BERLIN — With an eye on improving Maryland’s often disparaged business climate, Delegate Mike McDermott has introduced legislation in the General Assembly that would relax the penalties for health and safety violations.
McDermott sponsored the legislation, along with around 30 co-sponsors, which would, among other things, reduce hefty fines handed out by the state for first-time health and safety offenses at job sites and businesses if the offenders made a good faith effort to correct the problems.
“I’ve been getting a lot of complaints from business owners about safety inspectors coming on to job sites,” McDermott said. “They’re getting cited for small safety violations and first-time offenses, but they’re getting charged hundreds of thousands of dollars in fines.”
House Bill 104 would allow for a grace period for business owners to correct minor infractions before the heavy hammer of huge fines is dropped on them. McDermott said Maryland’s tax structure, along with the often onerous fines for health and safety infractions, is driving business out of the state.

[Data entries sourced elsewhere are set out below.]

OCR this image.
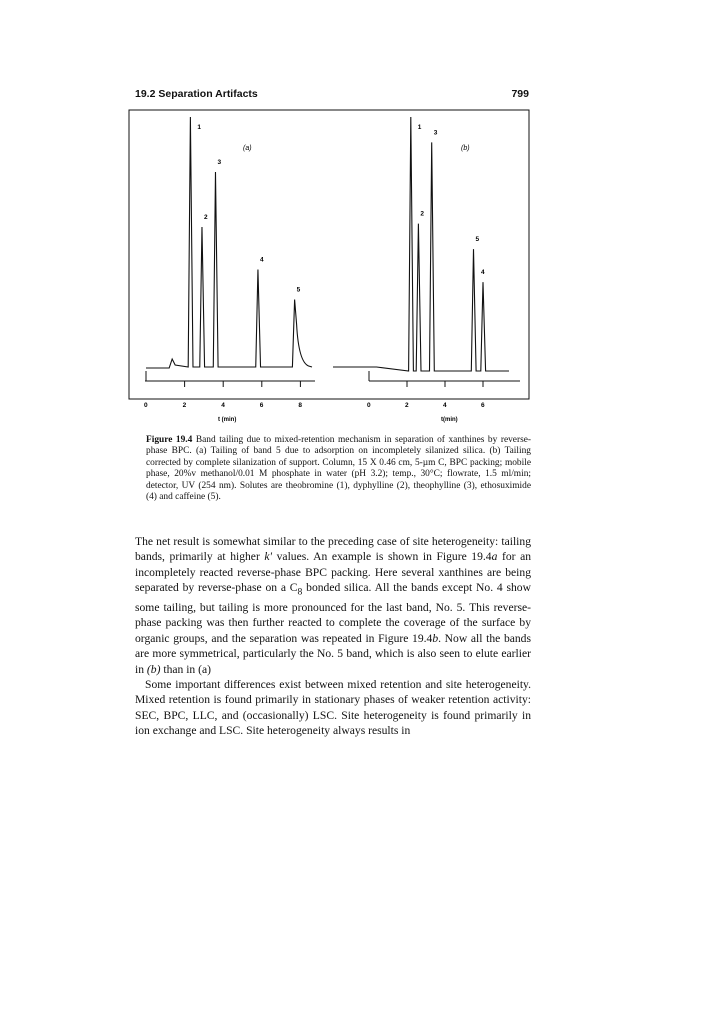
19.2 Separation Artifacts	799
0	2	4	6	8
1
2
3
4
5
(a)
t (min)
0	2	4	6
1
2
3
5
4
(b)
t(min)
Figure 19.4 Band tailing due to mixed-retention mechanism in separation of xanthines by reverse-phase BPC. (a) Tailing of band 5 due to adsorption on incompletely silanized silica. (b) Tailing corrected by complete silanization of support. Column, 15 X 0.46 cm, 5-µm C, BPC packing; mobile phase, 20%v methanol/0.01 M phosphate in water (pH 3.2); temp., 30°C; flowrate, 1.5 ml/min; detector, UV (254 nm). Solutes are theobromine (1), dyphylline (2), theophylline (3), ethosuximide (4) and caffeine (5).

The net result is somewhat similar to the preceding case of site heterogeneity: tailing bands, primarily at higher k' values. An example is shown in Figure 19.4a for an incompletely reacted reverse-phase BPC packing. Here several xanthines are being separated by reverse-phase on a $C_8$ bonded silica. All the bands except No. 4 show some tailing, but tailing is more pronounced for the last band, No. 5. This reverse-phase packing was then further reacted to complete the coverage of the surface by organic groups, and the separation was repeated in Figure 19.4b. Now all the bands are more symmetrical, particularly the No. 5 band, which is also seen to elute earlier in (b) than in (a)

Some important differences exist between mixed retention and site heterogeneity. Mixed retention is found primarily in stationary phases of weaker retention activity: SEC, BPC, LLC, and (occasionally) LSC. Site heterogeneity is found primarily in ion exchange and LSC. Site heterogeneity always results in
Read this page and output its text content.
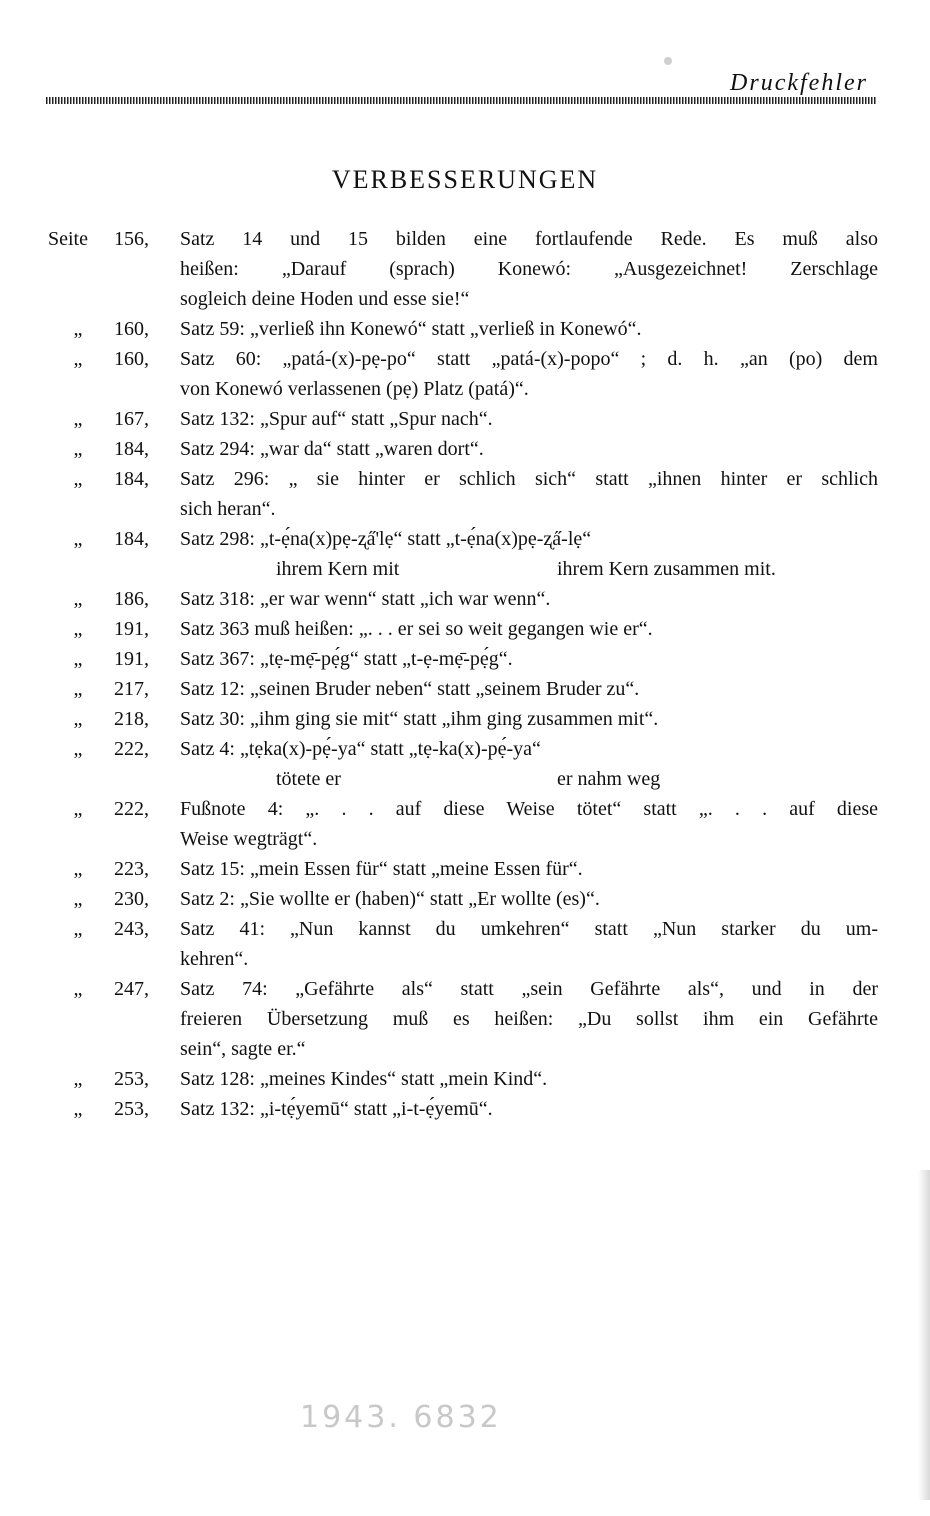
Druckfehler
VERBESSERUNGEN
Seite	156,	Satz 14 und 15 bilden eine fortlaufende Rede. Es muß also
heißen: „Darauf (sprach) Konewó: „Ausgezeichnet! Zerschlage
sogleich deine Hoden und esse sie!“
„	160,	Satz 59: „verließ ihn Konewó“ statt „verließ in Konewó“.
„	160,	Satz 60: „patá-(x)-pẹ-po“ statt „patá-(x)-popo“ ; d. h. „an (po) dem
von Konewó verlassenen (pẹ) Platz (patá)“.
„	167,	Satz 132: „Spur auf“ statt „Spur nach“.
„	184,	Satz 294: „war da“ statt „waren dort“.
„	184,	Satz 296: „ sie hinter er schlich sich“ statt „ihnen hinter er schlich
sich heran“.
„	184,	Satz 298: „t-ẹ́na(x)pẹ-ʐa̋'lẹ“ statt „t-ẹ́na(x)pẹ-ʐa̋-lẹ“
ihrem Kern mit	ihrem Kern zusammen mit.
„	186,	Satz 318: „er war wenn“ statt „ich war wenn“.
„	191,	Satz 363 muß heißen: „. . . er sei so weit gegangen wie er“.
„	191,	Satz 367: „tẹ-mẹ̄-pẹ́g“ statt „t-ẹ-mẹ̄-pẹ́g“.
„	217,	Satz 12: „seinen Bruder neben“ statt „seinem Bruder zu“.
„	218,	Satz 30: „ihm ging sie mit“ statt „ihm ging zusammen mit“.
„	222,	Satz 4: „tẹka(x)-pẹ́-ya“ statt „tẹ-ka(x)-pẹ́-ya“
tötete er	er nahm weg
„	222,	Fußnote 4: „. . . auf diese Weise tötet“ statt „. . . auf diese
Weise wegträgt“.
„	223,	Satz 15: „mein Essen für“ statt „meine Essen für“.
„	230,	Satz 2: „Sie wollte er (haben)“ statt „Er wollte (es)“.
„	243,	Satz 41: „Nun kannst du umkehren“ statt „Nun starker du um-
kehren“.
„	247,	Satz 74: „Gefährte als“ statt „sein Gefährte als“, und in der
freieren Übersetzung muß es heißen: „Du sollst ihm ein Gefährte
sein“, sagte er.“
„	253,	Satz 128: „meines Kindes“ statt „mein Kind“.
„	253,	Satz 132: „i-tẹ́yemū“ statt „i-t-ẹ́yemū“.
1943. 6832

“We’re trying to create a more business-friendly climate in Maryland,” he said. “I know first-hand a lot of companies have moved out of Maryland because of restrictions and heavy taxes. This is a pro-business bill because if we continue to do the things we’ve been doing, we’re going to drive business away from Maryland.”
McDermott said the bill is an attempt to instill a more common sense approach for state inspectors.
“I’m all for health inspections and safety inspections on job sites, but some of these cases really raise eyebrows,” he said. “We’ve seen cases where a railing is too low by an inch, or a barber shop with hair on the floor. There should be a grace period for a first offense to allow the business to correct the problem and there should be no major fines for a first offense.”
House Bill 104, if approved, would alter the penalty system if a violation is not a serious one and if the business owner or employer corrects the violation within a reasonable amount of time under the direction of the state’s Commissioner of Labor and Industry.
“Give them time to make the appropriate corrections before dropping the bomb on them,” he said. “If the inspectors come back and they’re still doing the same dumb things, then they can be fined.”